Schumer corners House GOP on January government shutdown
Senate Majority Chuck Schumer (D-N.Y.) on Thursday teed up a Senate vote on legislation to extend federal spending past the Jan. 19 funding deadline.
Why it matters: The move puts pressure on House Speaker Mike Johnson (R-La.) to act to avoid a government shutdown despite his past pledges not to pass another stopgap and growing rebelliousness from his right flank.
Driving the news: In a floor speech on Thursday, Schumer said he will file cloture on a spending stopgap called a continuing resolution (CR), setting up a likely final vote on the measure by early next week.

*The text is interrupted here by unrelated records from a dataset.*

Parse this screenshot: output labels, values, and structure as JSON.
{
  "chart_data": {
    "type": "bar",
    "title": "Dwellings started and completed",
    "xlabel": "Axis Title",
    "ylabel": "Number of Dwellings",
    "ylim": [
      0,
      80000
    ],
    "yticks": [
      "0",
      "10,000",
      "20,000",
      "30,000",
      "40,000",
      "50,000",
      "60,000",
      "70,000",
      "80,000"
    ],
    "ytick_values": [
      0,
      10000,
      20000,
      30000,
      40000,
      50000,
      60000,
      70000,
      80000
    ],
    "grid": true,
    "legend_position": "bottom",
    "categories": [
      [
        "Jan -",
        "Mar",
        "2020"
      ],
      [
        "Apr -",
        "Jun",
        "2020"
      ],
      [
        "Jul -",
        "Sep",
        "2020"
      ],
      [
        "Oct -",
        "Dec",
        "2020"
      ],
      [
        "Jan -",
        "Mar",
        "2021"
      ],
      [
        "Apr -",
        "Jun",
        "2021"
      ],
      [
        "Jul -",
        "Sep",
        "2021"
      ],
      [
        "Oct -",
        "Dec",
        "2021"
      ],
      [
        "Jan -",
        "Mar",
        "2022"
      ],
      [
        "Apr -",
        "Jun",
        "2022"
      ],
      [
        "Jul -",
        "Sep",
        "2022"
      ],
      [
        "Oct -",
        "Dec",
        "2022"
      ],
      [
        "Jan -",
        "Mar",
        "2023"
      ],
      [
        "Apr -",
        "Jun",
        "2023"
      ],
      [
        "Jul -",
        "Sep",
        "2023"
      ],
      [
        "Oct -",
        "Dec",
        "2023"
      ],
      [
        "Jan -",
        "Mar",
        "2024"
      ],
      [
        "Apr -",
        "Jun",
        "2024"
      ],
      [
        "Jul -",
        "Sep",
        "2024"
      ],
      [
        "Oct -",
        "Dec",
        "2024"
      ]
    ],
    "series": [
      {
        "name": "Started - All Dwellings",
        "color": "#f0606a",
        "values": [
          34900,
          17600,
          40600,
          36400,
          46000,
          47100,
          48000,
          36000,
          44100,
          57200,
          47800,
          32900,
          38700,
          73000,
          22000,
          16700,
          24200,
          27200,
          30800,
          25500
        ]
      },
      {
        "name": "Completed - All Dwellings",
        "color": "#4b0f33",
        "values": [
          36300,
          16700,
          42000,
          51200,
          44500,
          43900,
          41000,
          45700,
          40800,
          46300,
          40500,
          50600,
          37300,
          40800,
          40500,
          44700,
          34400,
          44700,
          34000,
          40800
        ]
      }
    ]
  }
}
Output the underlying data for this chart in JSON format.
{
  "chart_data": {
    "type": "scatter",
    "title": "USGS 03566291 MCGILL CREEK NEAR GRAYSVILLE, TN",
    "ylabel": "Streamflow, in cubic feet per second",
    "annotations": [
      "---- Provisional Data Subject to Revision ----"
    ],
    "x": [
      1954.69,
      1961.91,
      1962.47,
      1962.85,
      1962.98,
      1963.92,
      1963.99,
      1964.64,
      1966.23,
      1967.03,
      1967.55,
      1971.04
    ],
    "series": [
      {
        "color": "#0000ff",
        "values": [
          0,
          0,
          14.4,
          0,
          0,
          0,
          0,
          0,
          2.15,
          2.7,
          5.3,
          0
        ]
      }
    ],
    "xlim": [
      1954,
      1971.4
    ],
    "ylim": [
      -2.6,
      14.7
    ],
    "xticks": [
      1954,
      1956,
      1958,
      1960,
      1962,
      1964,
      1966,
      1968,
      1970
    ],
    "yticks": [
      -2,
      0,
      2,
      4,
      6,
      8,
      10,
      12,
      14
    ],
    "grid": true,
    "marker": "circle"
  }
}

- "Unfortunately, it has become crystal clear that it will take more than a week to finish the appropriations process," Schumer said, adding that "the vast majority of us are all on the same page that a government shutdown would be a recipe for chaos."
- It is unclear how long the CR would keep the government funded and whether it would maintain the "laddered" approach of the last CR, which funded a handful of government agencies until Jan. 19 and the rest until Feb. 2.
- Schumer's move was first reported by Punchbowl News.
The backdrop: Schumer and Johnson reached a deal over the weekend on overall government spending levels for annual appropriations bills, but it will take considerable time to write and pass those bills.
- Compounding matters for Johnson is that many of his most right-wing members are up in arms about the deal, and have proven willing to force a stoppage on other legislation in protest.
- Those same members have advocated allowing a government shutdown unless Senate Democrats approve House GOP legislation re-instituting Trump-era border policies.
Between the lines: Schumer isn't the only one putting pressure on Johnson to acquiesce and pass a CR.
- Leading Senate Republicans have acknowledged the likely need for a CR, as have some House Republicans who say the Senate's slowness is the main culprit.